A especialização e a profissionalização de serviços ligados à gravidez e ao parto que se veem hoje no Rio seguem uma tendência internacional. Nos Estados Unidos, existe até mesmo uma denominação específica para os profissionais do ramo. Trata-se dos baby planners, cuja formação é homologada por duas instituições — o International Maternity and Parenting Institute (Impi) e a International Academy of Baby Planner Professionals (IABPP), ambos dedicados também a oferecer cursos sobre o assunto. “É uma imersão em todos os aspectos que envolvem a chegada do bebê”, explica Gisele Espirito Santo Soares, carioca que cursou a especialização no ano passado. “O trabalho, como o nome diz, envolve todo o planejamento para a chegada do bebê e o primeiro ano de vida da criança. Vai desde as compras do enxoval, a decoração e os preparativos para a ida à maternidade até uma orientação sobre cursos, amamentação, sono e segurança no ambiente doméstico”, diz.
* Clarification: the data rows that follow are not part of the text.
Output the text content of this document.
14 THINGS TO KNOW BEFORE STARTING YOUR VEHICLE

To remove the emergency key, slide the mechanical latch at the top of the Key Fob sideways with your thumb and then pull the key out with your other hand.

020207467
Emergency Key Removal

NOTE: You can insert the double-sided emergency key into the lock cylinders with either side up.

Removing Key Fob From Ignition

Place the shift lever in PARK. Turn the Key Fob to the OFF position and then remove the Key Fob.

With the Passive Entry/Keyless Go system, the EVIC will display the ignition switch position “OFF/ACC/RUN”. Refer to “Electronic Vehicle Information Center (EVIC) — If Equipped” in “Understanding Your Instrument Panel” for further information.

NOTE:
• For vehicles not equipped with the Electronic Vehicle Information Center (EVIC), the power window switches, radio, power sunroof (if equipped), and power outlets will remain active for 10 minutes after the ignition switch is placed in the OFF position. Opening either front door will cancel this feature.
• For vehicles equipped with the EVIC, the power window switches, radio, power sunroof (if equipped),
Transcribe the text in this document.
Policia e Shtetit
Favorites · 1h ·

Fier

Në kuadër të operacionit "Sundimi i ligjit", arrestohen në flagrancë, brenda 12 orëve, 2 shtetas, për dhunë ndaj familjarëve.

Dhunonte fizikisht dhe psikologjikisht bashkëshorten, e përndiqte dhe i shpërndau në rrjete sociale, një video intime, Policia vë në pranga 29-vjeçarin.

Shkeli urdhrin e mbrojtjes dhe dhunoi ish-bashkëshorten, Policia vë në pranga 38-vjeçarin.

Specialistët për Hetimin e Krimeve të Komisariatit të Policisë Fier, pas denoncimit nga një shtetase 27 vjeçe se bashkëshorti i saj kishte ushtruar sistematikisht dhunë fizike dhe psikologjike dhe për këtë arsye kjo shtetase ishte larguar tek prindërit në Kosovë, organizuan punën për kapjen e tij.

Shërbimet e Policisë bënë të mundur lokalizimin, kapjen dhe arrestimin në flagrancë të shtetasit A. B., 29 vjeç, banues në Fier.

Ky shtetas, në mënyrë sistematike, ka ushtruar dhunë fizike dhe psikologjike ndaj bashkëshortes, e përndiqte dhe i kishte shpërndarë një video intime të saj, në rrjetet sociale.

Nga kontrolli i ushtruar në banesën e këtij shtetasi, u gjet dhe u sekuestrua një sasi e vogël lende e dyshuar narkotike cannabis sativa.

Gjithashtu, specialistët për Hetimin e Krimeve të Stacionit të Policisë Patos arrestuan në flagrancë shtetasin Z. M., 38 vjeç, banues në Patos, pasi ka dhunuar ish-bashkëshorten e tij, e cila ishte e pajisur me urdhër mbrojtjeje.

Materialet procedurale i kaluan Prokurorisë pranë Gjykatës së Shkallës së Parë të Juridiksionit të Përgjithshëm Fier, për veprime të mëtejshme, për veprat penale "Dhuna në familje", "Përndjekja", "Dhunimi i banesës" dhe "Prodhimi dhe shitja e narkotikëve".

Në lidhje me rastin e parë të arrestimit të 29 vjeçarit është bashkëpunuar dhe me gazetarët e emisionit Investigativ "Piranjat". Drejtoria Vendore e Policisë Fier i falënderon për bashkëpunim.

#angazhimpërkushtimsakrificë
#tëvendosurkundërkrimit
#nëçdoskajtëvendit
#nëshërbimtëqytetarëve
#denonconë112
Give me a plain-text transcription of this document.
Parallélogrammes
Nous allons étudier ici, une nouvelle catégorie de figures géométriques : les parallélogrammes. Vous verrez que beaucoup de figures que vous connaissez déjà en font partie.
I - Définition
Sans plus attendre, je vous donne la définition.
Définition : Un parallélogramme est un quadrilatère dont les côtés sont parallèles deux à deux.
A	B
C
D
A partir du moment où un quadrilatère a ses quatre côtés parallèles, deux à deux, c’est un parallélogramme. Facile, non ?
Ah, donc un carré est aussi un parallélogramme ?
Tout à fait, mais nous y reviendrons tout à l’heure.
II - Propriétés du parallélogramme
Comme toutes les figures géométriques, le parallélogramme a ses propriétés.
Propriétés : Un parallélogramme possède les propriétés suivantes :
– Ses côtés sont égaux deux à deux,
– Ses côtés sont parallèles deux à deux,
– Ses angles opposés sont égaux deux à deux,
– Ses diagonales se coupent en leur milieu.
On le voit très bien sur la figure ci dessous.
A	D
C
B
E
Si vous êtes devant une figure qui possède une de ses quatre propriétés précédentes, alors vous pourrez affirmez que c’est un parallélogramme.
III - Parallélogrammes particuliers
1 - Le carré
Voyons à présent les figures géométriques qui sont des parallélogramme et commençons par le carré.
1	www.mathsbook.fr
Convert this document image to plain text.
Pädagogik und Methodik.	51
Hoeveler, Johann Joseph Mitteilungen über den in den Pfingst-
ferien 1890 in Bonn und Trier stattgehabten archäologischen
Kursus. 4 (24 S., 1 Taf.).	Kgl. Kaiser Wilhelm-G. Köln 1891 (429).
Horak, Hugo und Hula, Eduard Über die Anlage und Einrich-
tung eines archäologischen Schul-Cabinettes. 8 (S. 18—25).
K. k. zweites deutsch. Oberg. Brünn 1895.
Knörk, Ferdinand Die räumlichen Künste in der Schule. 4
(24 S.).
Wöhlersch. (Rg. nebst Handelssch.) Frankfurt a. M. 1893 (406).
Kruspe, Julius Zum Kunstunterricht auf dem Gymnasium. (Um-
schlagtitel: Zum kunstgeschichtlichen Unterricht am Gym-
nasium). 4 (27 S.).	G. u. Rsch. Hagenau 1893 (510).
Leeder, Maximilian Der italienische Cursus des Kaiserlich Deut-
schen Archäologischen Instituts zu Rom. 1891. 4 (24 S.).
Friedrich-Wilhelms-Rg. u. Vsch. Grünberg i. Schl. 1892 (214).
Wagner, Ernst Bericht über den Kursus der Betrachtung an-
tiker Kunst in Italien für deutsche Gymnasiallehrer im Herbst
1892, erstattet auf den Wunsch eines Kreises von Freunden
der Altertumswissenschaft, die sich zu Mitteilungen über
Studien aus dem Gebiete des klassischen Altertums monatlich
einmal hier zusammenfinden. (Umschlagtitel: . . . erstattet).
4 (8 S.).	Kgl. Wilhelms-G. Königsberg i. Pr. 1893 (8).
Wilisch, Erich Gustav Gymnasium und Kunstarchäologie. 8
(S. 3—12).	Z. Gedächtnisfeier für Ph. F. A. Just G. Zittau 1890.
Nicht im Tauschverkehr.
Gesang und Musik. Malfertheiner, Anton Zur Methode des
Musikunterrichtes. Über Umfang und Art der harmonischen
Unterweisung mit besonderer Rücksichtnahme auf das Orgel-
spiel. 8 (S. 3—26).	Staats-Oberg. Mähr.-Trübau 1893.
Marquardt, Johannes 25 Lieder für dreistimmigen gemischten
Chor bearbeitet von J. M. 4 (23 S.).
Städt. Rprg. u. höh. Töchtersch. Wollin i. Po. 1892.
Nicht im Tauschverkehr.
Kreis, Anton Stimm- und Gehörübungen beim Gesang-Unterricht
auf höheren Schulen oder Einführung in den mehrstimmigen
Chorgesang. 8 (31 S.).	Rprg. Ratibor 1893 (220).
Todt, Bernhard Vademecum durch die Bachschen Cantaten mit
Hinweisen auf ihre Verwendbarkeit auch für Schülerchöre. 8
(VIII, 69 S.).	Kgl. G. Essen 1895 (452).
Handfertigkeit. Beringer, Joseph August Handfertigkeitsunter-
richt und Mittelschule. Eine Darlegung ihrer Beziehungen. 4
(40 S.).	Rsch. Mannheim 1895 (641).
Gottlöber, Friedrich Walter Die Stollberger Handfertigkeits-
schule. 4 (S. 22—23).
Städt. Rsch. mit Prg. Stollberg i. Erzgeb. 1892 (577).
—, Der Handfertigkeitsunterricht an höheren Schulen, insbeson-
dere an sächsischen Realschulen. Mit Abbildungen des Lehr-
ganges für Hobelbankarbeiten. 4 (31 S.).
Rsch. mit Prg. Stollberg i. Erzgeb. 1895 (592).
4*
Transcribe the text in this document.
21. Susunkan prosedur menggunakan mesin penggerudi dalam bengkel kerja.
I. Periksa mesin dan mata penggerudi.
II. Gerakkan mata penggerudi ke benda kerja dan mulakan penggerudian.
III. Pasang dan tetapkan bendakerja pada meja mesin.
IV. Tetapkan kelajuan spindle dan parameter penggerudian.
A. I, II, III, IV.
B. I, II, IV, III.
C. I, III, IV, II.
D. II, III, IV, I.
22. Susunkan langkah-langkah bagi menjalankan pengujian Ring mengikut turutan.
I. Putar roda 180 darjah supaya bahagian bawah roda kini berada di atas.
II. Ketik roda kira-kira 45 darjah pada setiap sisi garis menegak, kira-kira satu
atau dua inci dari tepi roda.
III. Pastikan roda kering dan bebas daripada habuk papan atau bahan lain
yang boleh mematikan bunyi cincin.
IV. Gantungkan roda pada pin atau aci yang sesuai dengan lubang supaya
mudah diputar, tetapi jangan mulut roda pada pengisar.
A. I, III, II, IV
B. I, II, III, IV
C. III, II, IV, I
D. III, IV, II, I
Da mesma forma que oferece programas de formação profissional, o mercado americano conta com redes de lojas dedicadas exclusivamente ao segmento (veja no quadro ao lado os produtos mais desejados). Cadeias como Motherhood, Maternity e Destination Maternity têm unidades espalhadas pelas principais mecas de consumo frequentadas pelos brasileiros (Miami, Orlando e Nova York). Consultorias especializadas oferecem roteiros de compras personalizados que custam cerca de 350 dólares. Em média, um enxoval completo, com roupas, carrinho, cadeirinhas e acessórios, custa cerca de 3 000 dólares e significa um acréscimo na bagagem de 60 a 80 quilos. 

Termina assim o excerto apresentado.